Collingwood tira de sa poche un petit sac noir et l'agita.

— Des balles, dit Troubridge. — C'est quelque chose de plus nécessaire encore à un marin, dit l'amiral; et retournant le sac, il fit tomber quelques grains dans le creux de la main.

«Je l'emporte dans mes promenades à travers champs et partout où je trouve un endroit de bonne terre, j'enfonce un grain profondément avec le bout de ma canne. Mes chênes combattront ces gredins sur l'eau quand je serai déjà oublié.

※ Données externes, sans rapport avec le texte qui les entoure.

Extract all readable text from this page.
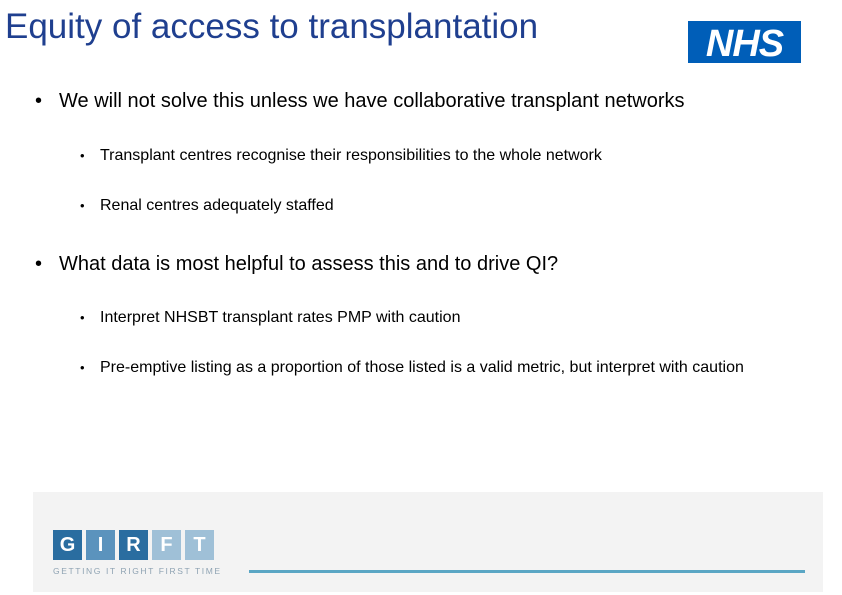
Equity of access to transplantation	NHS
• We will not solve this unless we have collaborative transplant networks
• Transplant centres recognise their responsibilities to the whole network
• Renal centres adequately staffed
• What data is most helpful to assess this and to drive QI?
• Interpret NHSBT transplant rates PMP with caution
• Pre-emptive listing as a proportion of those listed is a valid metric, but interpret with caution
G	I	R F	T
GETTING IT RIGHT FIRST TIME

Savez-vous combien il faut de chênes pour construire un vaisseau de quatre vingt canons?

Mon père secoua la tête.

— Deux mille, pas un de moins. Chaque navire à deux ponts qui amène le drapeau blanc, coûte à l'Angleterre tout un bois. Comment nos petits-fils arriveront-ils à battre les Français si nous ne leur préparons pas de quoi construire leurs vaisseaux?

Il remit son petit sac dans sa poche, puis, prenant le bras de
Troubridge, il franchit la porte avec lui.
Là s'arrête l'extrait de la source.